Henry Tran has his feet washed during Mass while living in a refugee camp in Thailand in the early 1980s. Photo: Courtesy Henry Tran
After four years, Tran was freed in 1979. He joined some friends who were trying to organize an anti-communist group. “They loved their country,” explained Tran’s son, Eric.
Shortly after joining the group, Tran was recaptured and sent back to prison. After six months of being restrained six days a week, he was moved into a cell by himself.
Tran’s wife, Thoa Nguyen, was allowed to visit him once every month or two. She saved up whatever money she could, to bribe the guards and build rapport. Eventually, Tran was allowed to work in the fields, where just two guards were assigned to six prisoners.

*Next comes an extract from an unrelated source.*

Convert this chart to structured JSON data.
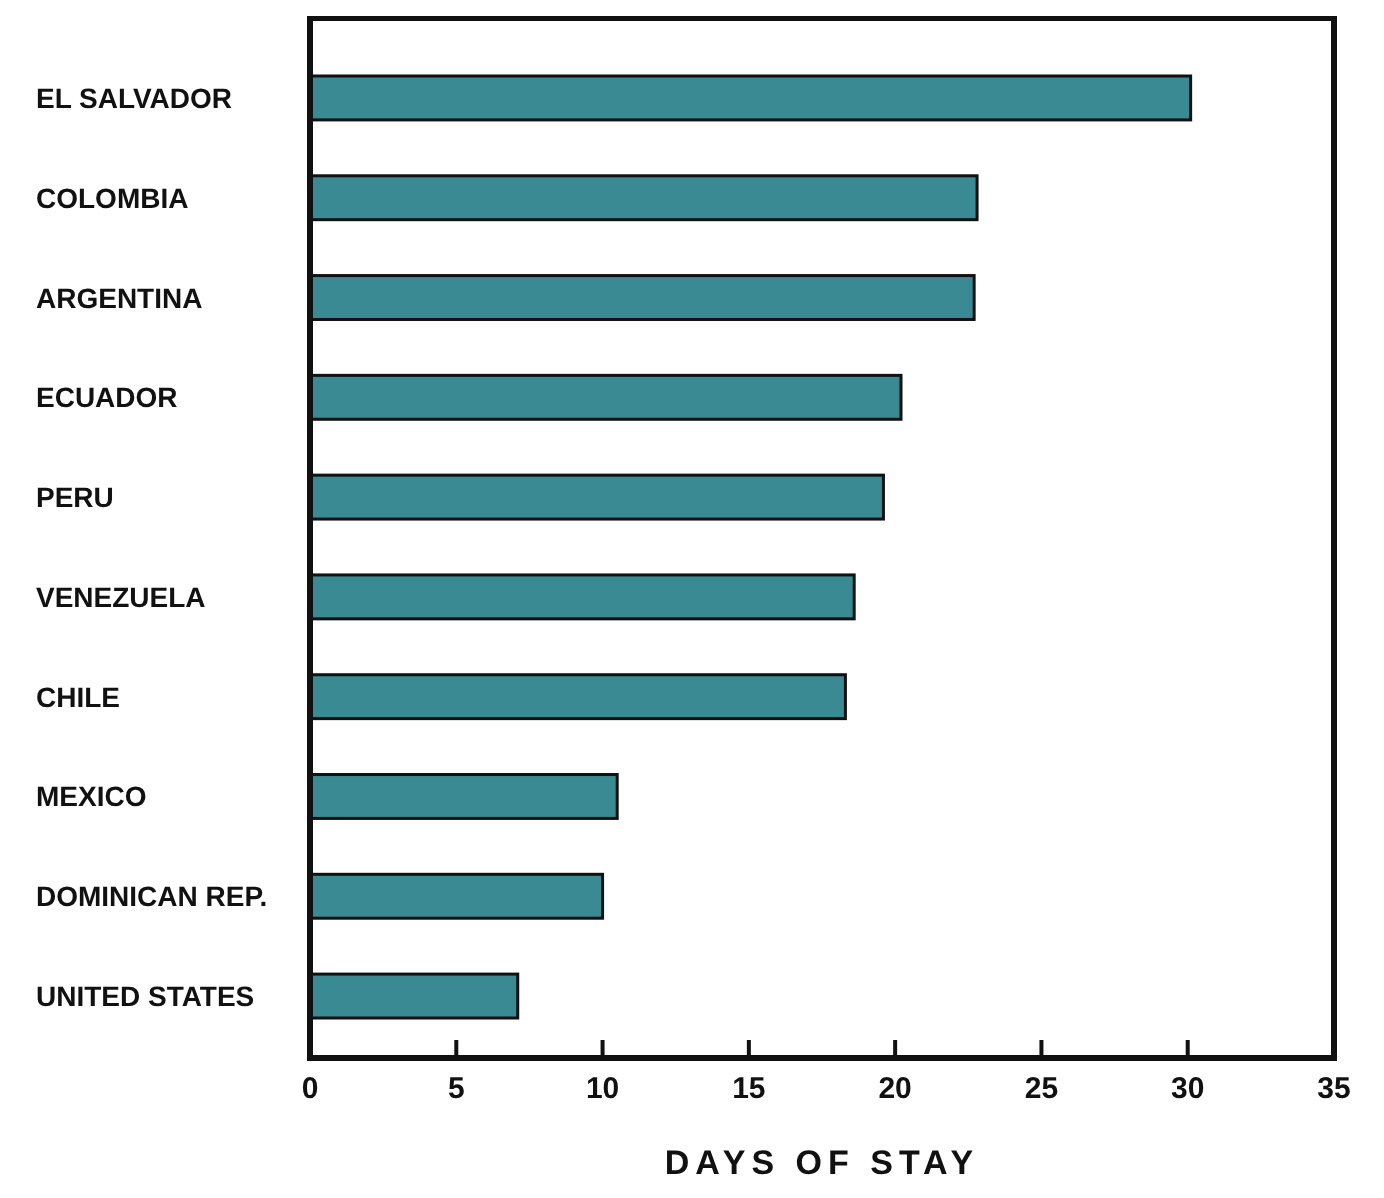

During her visits, Nguyen would also slip her husband some money. One day in October 1982, Tran and his fellow prisoners gave the guards some of that extra money. The guards left to go drinking, Eric Tran explained, and “that’s when they escaped.”
Two months later, in December 1982, Tran and Eric, then 9, were able to escape Vietnam on a small boat, the first leg of a long journey to a new life in the U.S. They arrived in Seattle on March 28, 1985, but couldn’t bring the rest of the family here until six years later.
Today, Tran is an active member of Vietnamese Martyrs Parish in Tukwila. All his children and grandchildren live nearby, and Thanksgiving is his favorite holiday. It’s a time for him to say: “Thank you God, thank you American people for everything.”